Nitekim kısmi anlamda asimile olmayı tercih etmeleri bile yetmiyordu çünkü ortada içselleştirilmiş bir Yahudi nefreti bulunuyordu. Sömürgecilik ile kölelik, sonra da teknik ve ekonomik kalkınma için misafir işçilik statüsünde Avrupa’ya göç ettirilen veya eden Müslüman azınlıklara da önerilen şey 1789’da Yahudilere önerilen şey ile aynıydı: Evde Müslüman, Sokakta Avrupalı olmak. Aslında evde de Müslüman olmalarına razı değillerdi; fakat bunun için yapılacak hiçbir şeyleri yoktu. Avrupa’da yükselen her minare, bir ok şeklinde kalplerine saplanıyordu. Avrupalılar için Müslümanların görünür olması, varlıklarından daha büyük bir yıkım oluşturuyordu. Dolayısıyla, Müslümanların tekrar bir reconquista süreci ile dışarı atılmaları veya en azından görünür olmalarının engellenmesi gerekiyordu: İşte buna verilen formülün adıydı, İslamofobia.
Kültürel yabancılaşma
Fransız devrim öğretilerin, en anlamlı karşılık bulduğu yerlerden biriydi yeni kurulan Türkiye Cumhuriyeti. Nitekim, yeni dönemde, Türkiye Cumhuriyeti’nin dış politika yürütücüleri; batılılaşma, modernleşme vb. gelişmeleri Türk dış politikasının merkezine yerleştirmiş; halifeliğin ilga edilmesi ve harf inkılabının yapılmasıyla tarihi, coğrafi ve kültürel anlamda doğal parçası olduğu halkının büyük bir kısmının Müslüman olduğu ülkelerle sınırlı ilişkiler kurmayı tercih etmişti ve uzun süre de Müslüman ülkeler ile ilişki kurmamaya özen gösterdi. Fakat özellikle 1980’ler sonrasında kendini seküler olarak tanımlamayan insanların sosyal hayatın birçok yerinde görünür olması, seküler aydınları rahatsız etmeye başlamıştı. 2000 sonrası dönemde yükselen bir İslami eğilim, cumhuriyet değerlerine saldırı, en hafif tabiriyle çöküş, olarak tanımlandı. Zira, Türkiye’de kültürel anlamda yabancılaşmış ve toplumun değerlerinden uzaklaşmış bir zümrenin, Charlie Hebdo karikatürlerine bu kadar içten sarılması boşuna değildi. Nihayetinde aynı nefret onları birleştirmişti: İslam karşıtlığı.

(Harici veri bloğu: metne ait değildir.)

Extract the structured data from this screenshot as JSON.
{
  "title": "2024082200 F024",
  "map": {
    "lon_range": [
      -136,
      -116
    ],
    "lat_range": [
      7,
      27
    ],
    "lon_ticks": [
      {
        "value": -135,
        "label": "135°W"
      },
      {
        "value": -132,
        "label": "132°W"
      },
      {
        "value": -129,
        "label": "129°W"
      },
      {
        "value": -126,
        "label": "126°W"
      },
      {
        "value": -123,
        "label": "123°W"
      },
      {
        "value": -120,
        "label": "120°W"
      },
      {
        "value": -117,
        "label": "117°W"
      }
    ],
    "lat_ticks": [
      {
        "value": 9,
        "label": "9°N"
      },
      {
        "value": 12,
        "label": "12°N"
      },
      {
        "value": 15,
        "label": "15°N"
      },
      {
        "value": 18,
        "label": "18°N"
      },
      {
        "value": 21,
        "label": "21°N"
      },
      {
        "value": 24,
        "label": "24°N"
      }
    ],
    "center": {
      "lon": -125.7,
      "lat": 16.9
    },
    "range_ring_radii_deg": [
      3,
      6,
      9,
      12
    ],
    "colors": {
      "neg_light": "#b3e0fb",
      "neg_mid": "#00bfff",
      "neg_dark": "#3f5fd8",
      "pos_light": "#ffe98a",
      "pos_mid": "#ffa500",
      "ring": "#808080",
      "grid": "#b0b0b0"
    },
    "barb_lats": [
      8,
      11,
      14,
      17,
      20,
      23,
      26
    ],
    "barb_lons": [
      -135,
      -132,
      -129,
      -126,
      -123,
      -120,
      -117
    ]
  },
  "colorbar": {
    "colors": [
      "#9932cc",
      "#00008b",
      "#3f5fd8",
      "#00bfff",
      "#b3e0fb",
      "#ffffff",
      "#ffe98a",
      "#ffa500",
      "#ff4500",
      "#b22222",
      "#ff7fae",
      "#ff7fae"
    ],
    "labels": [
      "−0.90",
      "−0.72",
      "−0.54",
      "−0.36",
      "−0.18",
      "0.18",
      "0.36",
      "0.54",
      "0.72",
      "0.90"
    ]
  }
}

Hal böyleyken, Cumhuriyet gazetesinin genel duruşu bir şekilde mazur görülebilir. Peki, sadece mevcut hükümet ile olan çatışması yüzünden, Hz. Muhammed karikatürlerini paylaşan Cumhuriyet gazetesine, Zaman gazetesinin web sitesinden verilen desteği nasıl açıklamalı? Gülen Hareketinin, uzun zaman önce kaybeden sekülerlere, kendilerini şirin gösterme adına, kamikaze dalışına ortak olmasını nasıl izah edilebilir. Ne trajedi ama! Bilinen bir şey varsa, o da ifade özgürlüğü konusunda, içsel bir tutarlılığa sahip olmadıkları.
Zira 2008 yılında Fethullah Gülen’in karikatürüze edilmesine yaptıkları itirazın onda birini yapsalardı, bir nebze anlaşılabilirlerdi. Sırf mevcut hükümete şahsi kinleri ve nefretleri yüzünden, Hz. Muhammed’e yapılan çirkin saldırıyı savunmaya değer mi? Her şeyin unutulup gideceğini; fakat kutsal değerlere yapılan hakaretin bu topraklarda baki kalmasının ihtimal dışı olduğunu ya hiç hesaba katmıyorlar ya da idrak düzeyinde bir problem var. Bütün bu gelişmelerden sonra, söz konusu hareketin mensuplarına şu söylenebilir: Sekülerler elitlerin üyesi olduğu kaybedenler kulübüne hoş geldiniz!